By Matt Hodges and Yu Ran | Shanghai Star | Updated: 2014-12-01 05:15

Designers cash in on celebrity babies

Numbers for this niche market are hard to come by – several brands declined to discuss their revenue and growth in China – but market players may need to be savvier in the future to keep up the tempo.

Financial results from Burberry show that children's products made up just 4 percent of its revenue in the yearlong period ending March 2012, making this the smallest contributor among its product lines.

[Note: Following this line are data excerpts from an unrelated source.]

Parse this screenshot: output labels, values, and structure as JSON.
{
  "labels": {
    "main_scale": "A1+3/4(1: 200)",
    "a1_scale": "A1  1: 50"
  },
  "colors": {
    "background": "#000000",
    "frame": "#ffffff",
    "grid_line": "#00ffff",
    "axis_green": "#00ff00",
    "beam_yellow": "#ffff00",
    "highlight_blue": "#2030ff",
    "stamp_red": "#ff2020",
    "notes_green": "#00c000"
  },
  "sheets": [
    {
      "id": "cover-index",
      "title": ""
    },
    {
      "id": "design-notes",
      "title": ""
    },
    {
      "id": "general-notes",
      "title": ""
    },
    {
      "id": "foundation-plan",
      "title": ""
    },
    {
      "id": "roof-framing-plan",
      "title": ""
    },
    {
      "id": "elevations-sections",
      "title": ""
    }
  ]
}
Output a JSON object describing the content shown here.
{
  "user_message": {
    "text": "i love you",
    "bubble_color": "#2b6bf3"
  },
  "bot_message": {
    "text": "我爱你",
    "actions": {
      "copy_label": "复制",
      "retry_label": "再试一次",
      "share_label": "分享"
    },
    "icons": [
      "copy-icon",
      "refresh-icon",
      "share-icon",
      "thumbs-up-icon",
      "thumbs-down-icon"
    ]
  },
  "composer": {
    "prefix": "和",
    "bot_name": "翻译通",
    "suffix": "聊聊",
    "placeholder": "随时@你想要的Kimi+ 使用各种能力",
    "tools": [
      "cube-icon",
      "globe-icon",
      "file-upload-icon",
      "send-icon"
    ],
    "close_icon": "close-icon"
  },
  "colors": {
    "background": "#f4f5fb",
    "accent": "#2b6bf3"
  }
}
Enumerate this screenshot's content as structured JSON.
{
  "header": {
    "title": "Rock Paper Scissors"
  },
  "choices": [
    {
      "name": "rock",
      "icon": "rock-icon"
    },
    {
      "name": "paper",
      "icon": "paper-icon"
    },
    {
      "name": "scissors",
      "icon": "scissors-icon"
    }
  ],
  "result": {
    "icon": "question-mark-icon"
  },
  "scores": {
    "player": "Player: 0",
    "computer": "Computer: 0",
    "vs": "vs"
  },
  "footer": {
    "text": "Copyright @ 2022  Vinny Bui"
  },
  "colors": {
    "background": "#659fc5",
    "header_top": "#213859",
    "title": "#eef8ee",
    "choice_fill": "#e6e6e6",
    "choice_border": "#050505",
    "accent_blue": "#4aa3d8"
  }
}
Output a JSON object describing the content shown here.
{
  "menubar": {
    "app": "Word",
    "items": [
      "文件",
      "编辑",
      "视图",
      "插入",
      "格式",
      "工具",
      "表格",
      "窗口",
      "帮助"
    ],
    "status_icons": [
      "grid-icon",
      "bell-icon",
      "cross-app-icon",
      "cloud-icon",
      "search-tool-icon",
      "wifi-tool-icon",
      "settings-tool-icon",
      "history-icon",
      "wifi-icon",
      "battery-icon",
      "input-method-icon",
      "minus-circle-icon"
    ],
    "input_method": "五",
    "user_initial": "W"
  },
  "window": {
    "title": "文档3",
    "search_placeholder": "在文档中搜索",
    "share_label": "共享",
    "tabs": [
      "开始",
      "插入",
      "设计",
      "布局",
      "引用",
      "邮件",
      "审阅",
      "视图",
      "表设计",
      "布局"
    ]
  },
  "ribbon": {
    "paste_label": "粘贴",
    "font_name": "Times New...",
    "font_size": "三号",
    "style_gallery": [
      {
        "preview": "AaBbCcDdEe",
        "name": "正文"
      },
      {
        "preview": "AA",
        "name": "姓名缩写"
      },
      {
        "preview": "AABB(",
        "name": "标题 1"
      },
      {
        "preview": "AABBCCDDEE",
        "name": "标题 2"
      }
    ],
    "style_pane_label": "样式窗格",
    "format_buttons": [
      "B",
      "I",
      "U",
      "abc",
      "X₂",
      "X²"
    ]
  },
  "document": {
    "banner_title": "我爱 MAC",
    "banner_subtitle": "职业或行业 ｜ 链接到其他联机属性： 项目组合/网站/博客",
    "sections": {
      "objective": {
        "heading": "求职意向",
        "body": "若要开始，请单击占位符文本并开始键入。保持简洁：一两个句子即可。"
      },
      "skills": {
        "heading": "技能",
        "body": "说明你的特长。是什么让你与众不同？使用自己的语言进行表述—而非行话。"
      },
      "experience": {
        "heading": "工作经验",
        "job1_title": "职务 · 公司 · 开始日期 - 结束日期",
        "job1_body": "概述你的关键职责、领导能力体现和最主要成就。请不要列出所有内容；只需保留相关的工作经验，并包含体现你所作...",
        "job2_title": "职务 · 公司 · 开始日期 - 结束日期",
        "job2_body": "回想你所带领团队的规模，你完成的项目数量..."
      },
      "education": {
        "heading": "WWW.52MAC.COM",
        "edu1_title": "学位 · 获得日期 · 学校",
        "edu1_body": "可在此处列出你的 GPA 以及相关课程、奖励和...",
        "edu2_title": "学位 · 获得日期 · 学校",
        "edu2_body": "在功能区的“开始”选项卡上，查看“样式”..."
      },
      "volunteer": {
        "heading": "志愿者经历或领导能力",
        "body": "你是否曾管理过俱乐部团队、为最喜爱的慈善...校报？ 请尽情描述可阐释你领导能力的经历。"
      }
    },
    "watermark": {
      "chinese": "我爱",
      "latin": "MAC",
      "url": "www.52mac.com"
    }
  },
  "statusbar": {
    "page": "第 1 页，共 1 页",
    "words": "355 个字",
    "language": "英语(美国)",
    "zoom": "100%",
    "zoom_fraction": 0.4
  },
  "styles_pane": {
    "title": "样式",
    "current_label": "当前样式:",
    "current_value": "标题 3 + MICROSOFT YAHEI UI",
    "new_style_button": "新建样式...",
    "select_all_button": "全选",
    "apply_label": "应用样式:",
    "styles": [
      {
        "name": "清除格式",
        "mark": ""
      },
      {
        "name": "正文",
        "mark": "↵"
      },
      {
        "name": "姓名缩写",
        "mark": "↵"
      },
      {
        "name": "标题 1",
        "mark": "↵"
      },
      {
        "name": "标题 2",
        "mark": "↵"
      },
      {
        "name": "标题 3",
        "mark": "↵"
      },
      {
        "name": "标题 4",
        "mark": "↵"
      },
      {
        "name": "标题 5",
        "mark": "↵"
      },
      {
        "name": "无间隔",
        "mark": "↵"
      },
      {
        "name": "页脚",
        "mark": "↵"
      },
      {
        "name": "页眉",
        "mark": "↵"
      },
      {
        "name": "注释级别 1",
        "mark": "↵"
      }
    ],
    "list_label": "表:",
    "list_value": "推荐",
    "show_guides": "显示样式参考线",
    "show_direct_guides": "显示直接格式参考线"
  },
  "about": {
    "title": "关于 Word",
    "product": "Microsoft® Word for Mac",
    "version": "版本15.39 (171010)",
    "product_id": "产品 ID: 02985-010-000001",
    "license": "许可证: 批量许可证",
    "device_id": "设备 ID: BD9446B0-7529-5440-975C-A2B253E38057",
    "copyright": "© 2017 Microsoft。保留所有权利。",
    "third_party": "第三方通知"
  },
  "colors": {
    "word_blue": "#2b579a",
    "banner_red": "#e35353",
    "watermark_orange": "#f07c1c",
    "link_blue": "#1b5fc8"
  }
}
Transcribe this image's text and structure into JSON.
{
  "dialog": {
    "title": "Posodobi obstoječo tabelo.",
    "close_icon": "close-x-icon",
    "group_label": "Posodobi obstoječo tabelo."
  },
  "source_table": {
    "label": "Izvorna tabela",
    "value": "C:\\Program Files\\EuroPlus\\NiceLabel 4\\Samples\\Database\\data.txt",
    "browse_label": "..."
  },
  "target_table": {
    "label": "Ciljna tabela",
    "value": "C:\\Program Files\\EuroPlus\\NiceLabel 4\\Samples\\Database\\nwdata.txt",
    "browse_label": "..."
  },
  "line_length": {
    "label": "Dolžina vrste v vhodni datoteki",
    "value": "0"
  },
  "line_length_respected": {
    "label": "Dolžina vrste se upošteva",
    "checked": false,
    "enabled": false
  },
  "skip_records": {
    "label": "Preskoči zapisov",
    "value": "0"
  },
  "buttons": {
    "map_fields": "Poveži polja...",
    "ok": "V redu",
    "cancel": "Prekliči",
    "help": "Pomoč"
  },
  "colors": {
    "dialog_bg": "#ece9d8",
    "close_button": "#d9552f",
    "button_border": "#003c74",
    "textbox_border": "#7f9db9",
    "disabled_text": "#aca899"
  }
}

However, this line of revenue jumped 287 percent from 2006 to 2012.

"Differentiation and relevance are key challenges for luxury brands in the Chinese market in general, and in the kids' market in particular," says Calvar.

According to Zhou Ting, director of the Fortune Character Research Center, which covers the luxury industry, this segment will follow the broader pattern of quality coming to match prestige as the key yardstick.

"The high-end kid's market will get larger in the future, with more luxury items being produced for their functional and applicable advantages at an acceptable price," he says. "This will also open the door for newly launched domestic kids' brands."

Back at Plaza 66, one shopkeeper at French brand Bonpoint says, "We don't see huge traffic, but our customer base is more selective. Almost everyone who comes in buys something."

Some, like Fang, are drawn by the trophy-like nature of designer clothes, others by their inescapable cutesiness or Lord Fauntleroy-like regality. Few seem put off by the three-to-six-month lifespan. Safety is another consideration.

"Those well-known brands seem to be more reliable, of better quality and softer for a child's skin," says Sun Jia from Jiaxing in neighboring Zhejiang, who was shopping for her three-year-old granddaughter.